October 24, 2005

Midnight Eye. Samurai.

Samurai Books.jpg Well, "samurai" isn't the first word to leap to mind when you hear Shinji Aoyama, but much of the rest of the new issue of Midnight Eye cuts that way thematically. The "Round-Up," for example, is a "Rebel Samurai" special, the occasion being Criterion's release of Samurai Spy, Sword of the Beast, Samurai Rebellion and Kill!.

From Tom Mes's review of Alain Silver's The Samurai Film and Patrick Galloway's Stray Dogs & Lone Wolves: The Samurai Film Handbook (more), you'll find a link to Nicholas Rucka's "Samurai Cinema 101" of last year.

Robin Gatto argues that "if 'auteur directors' are to be found in artistic resistance to commercial dominion, then [Kenji] Misumi [more] deserves the right to be labeled an 'auteur.' His best jidai-geki display an elaborate visual language whose semi-abstraction often defied the commercial law of the time, which was to shoot entertainment pictures as fast as possible."

Then there are the reviews:

  • Tom Mes on Eiichi Kudo's The Great Killing, "one of the finest examples of how directly the chanbara spoke about what was going on in the streets of Tokyo during the 1960s."

  • Mes looks at a new one as well, Year One in the North, which sees director Isao Yukisada "unimaginatively tracing the contours of what he thinks an epic should look like."

  • And Mes reviews Aoyama's latest, Eli Eli Lema Sabachtani? - not a samurai film, but rather, a "07-minute meditation on how noise music can save mankind from certain doom, especially when played really loud."

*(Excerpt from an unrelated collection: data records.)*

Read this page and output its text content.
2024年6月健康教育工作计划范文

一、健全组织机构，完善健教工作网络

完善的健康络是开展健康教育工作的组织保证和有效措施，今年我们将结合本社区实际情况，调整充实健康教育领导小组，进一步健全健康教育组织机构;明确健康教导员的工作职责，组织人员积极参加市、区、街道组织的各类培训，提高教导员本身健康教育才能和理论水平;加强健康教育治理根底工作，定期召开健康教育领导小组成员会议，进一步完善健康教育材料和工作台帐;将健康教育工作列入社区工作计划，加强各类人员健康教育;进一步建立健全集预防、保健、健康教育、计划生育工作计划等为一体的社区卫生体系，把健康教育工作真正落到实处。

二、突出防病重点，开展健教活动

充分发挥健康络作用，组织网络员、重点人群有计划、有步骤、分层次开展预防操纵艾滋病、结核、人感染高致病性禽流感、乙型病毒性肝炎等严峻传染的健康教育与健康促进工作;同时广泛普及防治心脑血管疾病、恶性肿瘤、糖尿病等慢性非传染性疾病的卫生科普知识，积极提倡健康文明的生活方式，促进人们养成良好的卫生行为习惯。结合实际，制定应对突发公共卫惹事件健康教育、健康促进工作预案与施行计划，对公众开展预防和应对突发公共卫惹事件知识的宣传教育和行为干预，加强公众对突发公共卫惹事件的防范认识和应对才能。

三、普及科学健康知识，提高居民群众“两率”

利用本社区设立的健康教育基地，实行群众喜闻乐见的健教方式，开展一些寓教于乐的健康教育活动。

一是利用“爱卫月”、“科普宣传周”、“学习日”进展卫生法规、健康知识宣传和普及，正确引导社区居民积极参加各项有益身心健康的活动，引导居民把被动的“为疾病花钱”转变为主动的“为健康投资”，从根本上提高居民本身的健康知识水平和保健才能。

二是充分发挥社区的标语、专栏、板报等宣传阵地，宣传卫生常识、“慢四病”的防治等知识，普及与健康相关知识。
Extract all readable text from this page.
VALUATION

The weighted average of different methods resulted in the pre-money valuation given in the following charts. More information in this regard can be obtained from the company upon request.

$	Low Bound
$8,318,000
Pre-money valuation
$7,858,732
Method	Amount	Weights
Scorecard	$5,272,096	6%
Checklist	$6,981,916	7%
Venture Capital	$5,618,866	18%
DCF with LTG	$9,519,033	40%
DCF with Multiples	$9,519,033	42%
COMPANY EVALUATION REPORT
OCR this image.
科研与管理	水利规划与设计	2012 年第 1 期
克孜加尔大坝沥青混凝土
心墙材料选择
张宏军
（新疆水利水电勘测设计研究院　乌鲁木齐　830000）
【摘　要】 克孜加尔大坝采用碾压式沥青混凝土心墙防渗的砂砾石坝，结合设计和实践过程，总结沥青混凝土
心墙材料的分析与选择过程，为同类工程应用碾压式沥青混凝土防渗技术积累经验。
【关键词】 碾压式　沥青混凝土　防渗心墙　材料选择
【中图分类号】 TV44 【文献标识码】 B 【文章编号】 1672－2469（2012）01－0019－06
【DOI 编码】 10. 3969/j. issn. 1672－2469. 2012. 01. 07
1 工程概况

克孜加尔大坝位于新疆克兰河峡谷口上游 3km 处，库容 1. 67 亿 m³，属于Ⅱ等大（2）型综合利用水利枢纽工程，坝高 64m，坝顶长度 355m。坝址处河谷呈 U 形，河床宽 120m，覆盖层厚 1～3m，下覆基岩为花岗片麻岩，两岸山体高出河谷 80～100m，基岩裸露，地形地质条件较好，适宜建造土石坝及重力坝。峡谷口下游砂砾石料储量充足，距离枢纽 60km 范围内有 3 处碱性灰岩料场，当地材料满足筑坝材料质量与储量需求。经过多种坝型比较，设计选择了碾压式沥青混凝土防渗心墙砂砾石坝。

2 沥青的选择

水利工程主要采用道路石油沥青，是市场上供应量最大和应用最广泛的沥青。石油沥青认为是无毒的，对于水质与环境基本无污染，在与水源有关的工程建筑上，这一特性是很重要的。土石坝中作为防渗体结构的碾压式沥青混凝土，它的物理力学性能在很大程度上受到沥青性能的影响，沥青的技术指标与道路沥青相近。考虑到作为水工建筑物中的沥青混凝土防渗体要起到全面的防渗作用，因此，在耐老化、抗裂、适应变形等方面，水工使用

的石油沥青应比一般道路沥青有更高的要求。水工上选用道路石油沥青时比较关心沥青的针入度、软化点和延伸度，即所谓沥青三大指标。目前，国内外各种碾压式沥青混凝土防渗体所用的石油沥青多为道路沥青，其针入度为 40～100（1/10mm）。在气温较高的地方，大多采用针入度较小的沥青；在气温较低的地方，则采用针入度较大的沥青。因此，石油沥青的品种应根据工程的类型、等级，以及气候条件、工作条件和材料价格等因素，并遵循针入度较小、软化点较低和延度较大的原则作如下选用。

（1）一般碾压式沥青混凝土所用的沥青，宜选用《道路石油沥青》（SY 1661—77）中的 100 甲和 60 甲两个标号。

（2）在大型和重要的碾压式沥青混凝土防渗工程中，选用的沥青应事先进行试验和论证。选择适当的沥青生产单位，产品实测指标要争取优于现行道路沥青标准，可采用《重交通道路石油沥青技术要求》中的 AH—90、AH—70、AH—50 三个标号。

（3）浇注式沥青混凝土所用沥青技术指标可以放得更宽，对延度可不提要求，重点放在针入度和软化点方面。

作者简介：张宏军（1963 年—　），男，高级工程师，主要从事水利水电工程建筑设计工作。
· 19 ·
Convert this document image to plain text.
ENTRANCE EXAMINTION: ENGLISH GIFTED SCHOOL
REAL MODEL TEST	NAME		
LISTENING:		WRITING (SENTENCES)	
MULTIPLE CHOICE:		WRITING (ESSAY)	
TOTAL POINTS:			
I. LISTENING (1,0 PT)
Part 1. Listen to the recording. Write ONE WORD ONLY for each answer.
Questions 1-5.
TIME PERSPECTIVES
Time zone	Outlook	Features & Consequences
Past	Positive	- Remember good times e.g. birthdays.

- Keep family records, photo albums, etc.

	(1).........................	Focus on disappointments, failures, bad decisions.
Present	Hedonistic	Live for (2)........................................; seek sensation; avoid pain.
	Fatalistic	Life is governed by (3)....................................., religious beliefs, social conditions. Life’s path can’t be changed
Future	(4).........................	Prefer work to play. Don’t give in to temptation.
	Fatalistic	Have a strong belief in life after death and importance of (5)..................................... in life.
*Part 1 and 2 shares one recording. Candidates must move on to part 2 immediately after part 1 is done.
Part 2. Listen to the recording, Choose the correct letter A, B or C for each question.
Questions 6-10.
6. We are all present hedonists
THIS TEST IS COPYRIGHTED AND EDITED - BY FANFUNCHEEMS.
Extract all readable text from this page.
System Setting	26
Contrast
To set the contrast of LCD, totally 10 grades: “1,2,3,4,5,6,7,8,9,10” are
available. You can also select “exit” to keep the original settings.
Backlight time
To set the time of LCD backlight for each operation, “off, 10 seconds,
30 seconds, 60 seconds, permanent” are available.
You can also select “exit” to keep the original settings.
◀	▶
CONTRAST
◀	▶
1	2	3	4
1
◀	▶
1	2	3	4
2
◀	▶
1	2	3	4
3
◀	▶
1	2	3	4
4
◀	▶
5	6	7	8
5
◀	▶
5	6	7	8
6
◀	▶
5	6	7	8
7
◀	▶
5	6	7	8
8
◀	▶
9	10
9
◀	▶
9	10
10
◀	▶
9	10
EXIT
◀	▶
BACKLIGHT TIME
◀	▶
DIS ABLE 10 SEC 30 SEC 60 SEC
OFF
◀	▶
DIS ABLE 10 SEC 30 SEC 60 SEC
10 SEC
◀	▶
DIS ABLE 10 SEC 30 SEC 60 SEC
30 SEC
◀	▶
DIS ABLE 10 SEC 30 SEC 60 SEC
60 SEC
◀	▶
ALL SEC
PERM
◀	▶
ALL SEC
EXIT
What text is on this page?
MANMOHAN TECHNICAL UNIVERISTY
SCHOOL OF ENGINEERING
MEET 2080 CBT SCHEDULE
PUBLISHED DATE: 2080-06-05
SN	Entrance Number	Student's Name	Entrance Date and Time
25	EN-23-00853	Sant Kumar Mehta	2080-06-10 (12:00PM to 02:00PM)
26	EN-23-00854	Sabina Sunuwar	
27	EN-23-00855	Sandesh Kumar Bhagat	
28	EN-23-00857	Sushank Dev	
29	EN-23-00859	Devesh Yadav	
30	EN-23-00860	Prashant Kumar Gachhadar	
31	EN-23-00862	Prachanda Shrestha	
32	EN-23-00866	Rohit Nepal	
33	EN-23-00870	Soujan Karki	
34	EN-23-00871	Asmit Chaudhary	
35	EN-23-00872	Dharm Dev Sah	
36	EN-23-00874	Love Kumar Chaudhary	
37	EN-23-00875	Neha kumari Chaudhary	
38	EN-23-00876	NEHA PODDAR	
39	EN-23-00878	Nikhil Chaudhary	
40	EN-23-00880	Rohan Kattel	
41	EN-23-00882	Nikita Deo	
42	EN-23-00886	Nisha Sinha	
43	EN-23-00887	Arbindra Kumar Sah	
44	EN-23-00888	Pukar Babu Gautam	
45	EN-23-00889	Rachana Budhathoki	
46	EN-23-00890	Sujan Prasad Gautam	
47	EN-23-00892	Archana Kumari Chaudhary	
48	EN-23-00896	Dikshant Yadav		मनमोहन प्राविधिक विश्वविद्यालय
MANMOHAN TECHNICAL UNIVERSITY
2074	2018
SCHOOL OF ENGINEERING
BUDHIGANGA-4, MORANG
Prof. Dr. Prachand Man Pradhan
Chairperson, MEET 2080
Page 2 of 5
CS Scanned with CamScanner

Which brings us back to Nicholas Rucka's interview in which he asks Aoyama about the influence of Kiyoshi Kurosawa and about his own technique; and, when it comes to his reputation as a maker of "dark" movies, Aoyama insists he keeps trying to make a comedy, "but it never happens. I wonder if there's something in me that's stopping this?"